Postgame analysis of the Nats' 4-2 win over the Miami Marlins in the series finale at Nationals Park:
How it happened: Jayson Werth was hitless through the Nationals' first three games this season, and with an unusual amount of off-days in between those games, was anxiously waiting his opportunity to finally break through. That moment came in the bottom of the seventh on Sunday, as Werth landed an RBI single to right-center field off former teammate Edwin Jackson, a hit that produced a big RBI in the Nats' 4-2 win over the Miami Marlins. Joe Ross was excellent in his season debut, Bryce Harper had two doubles, Anthony Rendon added three hits and the Nats moved to 3-1 on the season with the Braves up next.
What it means: The Nationals have to come away from this one encouraged by not only Werth getting his first hit of the season, but also Michael Taylor and Clint Robinson, who each had singles. Ross bounced back from a disastrous final spring outing to keep in check a deep and talented Marlins' lineup. The Nationals came away with a series split against a Marlins team that has a chance to surprise in the NL East this season.
Werth comes through: Werth can now breathe a giant sigh of relief. The 36-year-old outfielder went hitless in his first 13 at-bats this season before finally landing one in the bottom of the seventh inning on Sunday. His first hit, though, was a big one as he dropped in a single with the bases loaded against Marlins reliever - and former Nats starter - Jackson. The Marlins, in fact, intentionally walked Daniel Murphy to set up that matchup. Werth came up with one out and the bases loaded and delivered. It helped redeem him from grounding into a forceout with the bases loaded to end the fifth.
Big Boy also pitches in: Manager Dusty Baker gave Ryan Zimmerman the day off in part to get Robinson, whom he has nicknamed 'Big Boy,' some at-bats. The decision paid off, as Robinson singled home two insurance runs in the bottom of the seventh on his first hit of the 2016 season. Robinson only had two at-bats before Sunday's win, but showed why he is an excellent replacement in the event of a Zimmerman day off. His two runs proved pivotal, as closer Jonathan Papelbon allowed a solo homer to Christian Yelich in the ninth, making it a 4-2 game.
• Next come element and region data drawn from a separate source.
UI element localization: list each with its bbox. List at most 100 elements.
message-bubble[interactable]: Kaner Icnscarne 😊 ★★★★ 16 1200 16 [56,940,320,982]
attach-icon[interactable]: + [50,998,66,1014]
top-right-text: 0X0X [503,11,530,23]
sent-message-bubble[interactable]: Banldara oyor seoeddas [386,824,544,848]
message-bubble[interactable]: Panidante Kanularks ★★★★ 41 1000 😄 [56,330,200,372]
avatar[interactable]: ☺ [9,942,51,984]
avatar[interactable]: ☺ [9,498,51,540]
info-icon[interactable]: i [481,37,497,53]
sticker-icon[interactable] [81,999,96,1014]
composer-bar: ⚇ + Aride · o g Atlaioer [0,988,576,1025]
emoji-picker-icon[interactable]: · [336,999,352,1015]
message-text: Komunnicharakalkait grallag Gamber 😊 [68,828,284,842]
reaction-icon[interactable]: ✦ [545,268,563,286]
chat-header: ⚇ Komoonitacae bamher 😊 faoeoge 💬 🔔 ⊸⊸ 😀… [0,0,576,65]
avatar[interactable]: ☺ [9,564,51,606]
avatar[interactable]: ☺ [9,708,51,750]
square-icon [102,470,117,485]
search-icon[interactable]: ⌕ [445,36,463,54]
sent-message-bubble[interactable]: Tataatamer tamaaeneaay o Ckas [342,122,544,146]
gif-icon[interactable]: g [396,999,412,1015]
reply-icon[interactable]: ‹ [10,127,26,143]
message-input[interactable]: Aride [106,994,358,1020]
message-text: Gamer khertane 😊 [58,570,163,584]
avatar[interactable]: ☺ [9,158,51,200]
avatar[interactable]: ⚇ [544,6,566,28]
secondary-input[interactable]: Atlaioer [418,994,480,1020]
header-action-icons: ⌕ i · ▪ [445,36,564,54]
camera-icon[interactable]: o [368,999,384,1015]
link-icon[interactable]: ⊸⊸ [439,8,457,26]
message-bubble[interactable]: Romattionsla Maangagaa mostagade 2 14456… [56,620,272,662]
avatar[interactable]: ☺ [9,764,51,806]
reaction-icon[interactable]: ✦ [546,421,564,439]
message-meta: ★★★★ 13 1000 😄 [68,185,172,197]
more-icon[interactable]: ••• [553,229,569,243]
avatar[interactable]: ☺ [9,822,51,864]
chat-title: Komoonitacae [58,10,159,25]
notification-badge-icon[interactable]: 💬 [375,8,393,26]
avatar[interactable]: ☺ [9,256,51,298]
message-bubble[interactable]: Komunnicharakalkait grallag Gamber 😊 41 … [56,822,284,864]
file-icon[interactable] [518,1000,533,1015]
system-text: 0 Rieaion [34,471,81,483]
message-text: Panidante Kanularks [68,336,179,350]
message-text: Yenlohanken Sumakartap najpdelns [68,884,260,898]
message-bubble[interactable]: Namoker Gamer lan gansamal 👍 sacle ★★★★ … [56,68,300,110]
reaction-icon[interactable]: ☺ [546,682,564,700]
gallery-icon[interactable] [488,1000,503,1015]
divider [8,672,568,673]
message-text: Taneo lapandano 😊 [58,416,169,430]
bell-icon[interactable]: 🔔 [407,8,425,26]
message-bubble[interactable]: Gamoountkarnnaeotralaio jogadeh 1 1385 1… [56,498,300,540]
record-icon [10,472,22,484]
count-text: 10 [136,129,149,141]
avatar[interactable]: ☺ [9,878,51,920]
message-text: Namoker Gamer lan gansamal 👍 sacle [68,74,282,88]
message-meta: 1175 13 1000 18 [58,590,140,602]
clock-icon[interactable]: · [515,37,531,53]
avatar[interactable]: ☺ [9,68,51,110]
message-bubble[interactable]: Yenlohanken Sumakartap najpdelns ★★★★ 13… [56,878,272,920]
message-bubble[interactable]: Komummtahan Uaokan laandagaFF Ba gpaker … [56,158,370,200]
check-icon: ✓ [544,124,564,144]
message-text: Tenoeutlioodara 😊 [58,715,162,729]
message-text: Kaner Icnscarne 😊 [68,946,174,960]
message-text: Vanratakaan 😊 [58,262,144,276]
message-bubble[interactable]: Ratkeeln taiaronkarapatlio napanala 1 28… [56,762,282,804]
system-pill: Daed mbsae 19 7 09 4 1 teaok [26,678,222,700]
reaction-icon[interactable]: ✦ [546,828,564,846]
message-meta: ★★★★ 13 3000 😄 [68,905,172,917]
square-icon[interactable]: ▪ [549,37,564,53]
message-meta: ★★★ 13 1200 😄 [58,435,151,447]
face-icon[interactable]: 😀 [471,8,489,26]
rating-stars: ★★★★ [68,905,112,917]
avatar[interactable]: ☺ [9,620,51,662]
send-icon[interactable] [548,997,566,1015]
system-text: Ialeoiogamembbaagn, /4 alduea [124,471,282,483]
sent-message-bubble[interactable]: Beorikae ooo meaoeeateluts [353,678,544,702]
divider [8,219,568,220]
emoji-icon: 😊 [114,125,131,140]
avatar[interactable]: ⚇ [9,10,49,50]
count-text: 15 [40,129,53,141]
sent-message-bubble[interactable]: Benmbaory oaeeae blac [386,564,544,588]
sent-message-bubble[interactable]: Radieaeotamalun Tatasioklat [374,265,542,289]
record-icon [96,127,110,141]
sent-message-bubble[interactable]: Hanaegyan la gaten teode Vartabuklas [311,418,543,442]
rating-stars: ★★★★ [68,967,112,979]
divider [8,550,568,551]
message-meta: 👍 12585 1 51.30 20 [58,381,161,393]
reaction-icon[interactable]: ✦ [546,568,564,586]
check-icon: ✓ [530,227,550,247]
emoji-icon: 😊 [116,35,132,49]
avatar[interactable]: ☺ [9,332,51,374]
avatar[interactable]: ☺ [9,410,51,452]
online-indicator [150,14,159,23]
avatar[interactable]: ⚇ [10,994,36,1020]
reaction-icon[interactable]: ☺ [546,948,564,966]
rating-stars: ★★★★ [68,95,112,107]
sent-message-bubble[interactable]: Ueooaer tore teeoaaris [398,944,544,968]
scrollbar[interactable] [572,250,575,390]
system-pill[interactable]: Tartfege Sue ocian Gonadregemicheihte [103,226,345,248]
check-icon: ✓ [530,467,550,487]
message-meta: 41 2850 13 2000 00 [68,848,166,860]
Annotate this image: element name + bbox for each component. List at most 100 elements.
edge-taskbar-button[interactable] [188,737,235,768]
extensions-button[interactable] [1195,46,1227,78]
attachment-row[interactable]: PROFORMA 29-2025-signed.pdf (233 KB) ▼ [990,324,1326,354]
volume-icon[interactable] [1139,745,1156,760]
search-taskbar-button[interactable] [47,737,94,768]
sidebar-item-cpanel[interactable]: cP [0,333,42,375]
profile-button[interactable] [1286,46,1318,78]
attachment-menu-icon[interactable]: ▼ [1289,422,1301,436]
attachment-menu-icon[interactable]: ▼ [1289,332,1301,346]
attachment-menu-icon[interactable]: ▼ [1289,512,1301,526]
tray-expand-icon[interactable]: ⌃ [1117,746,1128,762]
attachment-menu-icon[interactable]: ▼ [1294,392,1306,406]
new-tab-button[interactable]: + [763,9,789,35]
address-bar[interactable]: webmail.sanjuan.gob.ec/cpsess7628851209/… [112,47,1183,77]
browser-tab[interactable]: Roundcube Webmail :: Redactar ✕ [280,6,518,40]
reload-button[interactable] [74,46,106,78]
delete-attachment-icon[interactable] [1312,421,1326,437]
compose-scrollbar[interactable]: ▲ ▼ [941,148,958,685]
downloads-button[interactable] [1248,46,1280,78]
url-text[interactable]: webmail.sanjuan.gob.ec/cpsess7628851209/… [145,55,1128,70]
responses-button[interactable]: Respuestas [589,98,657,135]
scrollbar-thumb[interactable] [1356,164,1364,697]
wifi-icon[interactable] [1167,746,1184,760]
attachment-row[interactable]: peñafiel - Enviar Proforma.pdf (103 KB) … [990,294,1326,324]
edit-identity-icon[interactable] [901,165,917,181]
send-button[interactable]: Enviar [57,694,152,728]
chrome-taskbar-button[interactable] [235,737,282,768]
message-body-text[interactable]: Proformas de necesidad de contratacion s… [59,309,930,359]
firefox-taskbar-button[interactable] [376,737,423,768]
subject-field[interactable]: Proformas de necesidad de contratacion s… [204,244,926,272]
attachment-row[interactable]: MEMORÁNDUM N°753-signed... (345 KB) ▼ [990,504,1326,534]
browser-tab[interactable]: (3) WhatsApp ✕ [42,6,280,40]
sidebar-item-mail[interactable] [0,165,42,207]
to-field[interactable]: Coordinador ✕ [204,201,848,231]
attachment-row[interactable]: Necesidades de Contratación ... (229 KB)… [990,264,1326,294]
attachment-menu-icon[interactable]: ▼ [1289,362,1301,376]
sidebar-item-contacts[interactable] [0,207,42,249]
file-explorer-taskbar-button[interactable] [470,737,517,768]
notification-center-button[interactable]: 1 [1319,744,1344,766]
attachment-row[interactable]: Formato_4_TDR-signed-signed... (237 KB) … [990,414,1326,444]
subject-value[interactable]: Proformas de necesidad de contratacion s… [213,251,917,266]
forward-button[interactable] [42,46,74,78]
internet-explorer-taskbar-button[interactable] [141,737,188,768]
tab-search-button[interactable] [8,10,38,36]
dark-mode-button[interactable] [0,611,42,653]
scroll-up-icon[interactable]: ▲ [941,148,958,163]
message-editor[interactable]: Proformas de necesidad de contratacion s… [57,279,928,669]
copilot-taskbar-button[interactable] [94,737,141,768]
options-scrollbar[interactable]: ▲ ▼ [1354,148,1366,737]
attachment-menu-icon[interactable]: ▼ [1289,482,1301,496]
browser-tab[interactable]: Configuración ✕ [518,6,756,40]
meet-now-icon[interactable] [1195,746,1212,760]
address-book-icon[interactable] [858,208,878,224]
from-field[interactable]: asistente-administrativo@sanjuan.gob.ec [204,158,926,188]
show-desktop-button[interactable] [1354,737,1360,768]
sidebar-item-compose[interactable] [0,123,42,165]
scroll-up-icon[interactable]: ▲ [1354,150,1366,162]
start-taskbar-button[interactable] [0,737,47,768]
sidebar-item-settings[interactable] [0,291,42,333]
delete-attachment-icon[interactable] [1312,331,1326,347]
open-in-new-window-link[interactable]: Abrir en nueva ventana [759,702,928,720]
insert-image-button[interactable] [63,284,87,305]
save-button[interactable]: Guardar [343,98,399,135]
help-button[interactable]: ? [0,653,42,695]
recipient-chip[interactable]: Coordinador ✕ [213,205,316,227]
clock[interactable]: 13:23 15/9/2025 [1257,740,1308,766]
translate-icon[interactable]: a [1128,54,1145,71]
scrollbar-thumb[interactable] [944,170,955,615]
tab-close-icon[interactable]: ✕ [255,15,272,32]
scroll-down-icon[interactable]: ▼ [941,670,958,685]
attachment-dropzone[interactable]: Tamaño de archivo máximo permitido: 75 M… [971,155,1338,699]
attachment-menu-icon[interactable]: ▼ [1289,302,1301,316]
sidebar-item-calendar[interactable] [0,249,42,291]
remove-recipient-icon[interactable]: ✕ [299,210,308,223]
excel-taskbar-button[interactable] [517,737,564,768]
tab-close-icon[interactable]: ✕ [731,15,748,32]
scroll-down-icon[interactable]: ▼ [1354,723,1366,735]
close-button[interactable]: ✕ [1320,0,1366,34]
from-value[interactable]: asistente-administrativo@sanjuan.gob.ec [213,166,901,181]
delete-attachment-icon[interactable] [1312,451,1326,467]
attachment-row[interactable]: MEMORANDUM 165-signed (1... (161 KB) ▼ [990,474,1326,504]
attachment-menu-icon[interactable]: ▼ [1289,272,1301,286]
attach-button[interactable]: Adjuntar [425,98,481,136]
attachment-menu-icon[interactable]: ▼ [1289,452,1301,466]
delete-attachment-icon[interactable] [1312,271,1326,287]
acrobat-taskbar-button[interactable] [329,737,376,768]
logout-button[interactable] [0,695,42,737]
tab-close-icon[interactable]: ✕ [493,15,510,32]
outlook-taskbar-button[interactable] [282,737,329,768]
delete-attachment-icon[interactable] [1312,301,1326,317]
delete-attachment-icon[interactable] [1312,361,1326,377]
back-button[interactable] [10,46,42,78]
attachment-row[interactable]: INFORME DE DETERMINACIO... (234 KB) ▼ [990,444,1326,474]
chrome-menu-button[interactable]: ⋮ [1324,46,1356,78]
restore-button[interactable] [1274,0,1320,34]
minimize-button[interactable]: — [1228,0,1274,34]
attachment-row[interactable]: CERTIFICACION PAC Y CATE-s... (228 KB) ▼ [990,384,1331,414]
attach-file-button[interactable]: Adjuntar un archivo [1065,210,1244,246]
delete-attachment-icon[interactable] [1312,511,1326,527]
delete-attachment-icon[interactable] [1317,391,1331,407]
Strong debut for Ross: For how bad Ross was in his final spring outing when he gave up eight runs on 12 hits to the Twins, he put that behind him with a convincing season debut on Sunday. Ross went seven innings with just one run allowed on five hits with five strikeouts and two walks. He threw 97 pitches and capped off his afternoon with a nine-pitch seventh inning. The lone run Ross surrendered came in the first inning on a single by Giancarlo Stanton. That brought home Dee Gordon, who tripled, but a subsequent double play by Martin Prado limited the damage. All in all a strong first showing from Ross, whose sinker was particularly sharp.
Harper off to scorching start: It has perhaps gone unnoticed by some given that great things are expected of Harper these days, but the start he is off to this season is something to marvel at. Harper went 2-for-3 on Sunday and is now 5-for-13 on the season with two homers, three RBI, three doubles, five walks and three runs scored. Harper had two doubles in the win and the second was the 100th total for his career. He is also just one homer away from 100 career bombs.
Taylor also finally gets a hit: After leading the Nats in hits during spring training, Taylor found himself in a slump through the team's first three regular season games, going hitless in his first 11 at-bats. That streak ended on Sunday, however, as Taylor singled his second time up, in his 13th at-bat of the year. It was just one hit and that's all Taylor produced on Sunday, but it's a positive sign for a player that Nationals really need to heat up with Ben Revere on the disabled list.
Up next: The Nats continue their homestand with the Atlanta Braves coming to Washington for a four-game series. Max Scherzer (0-0, 2.57) will take the mound with right-hander Bud Norris (0-1, 3.86) as his counterpart.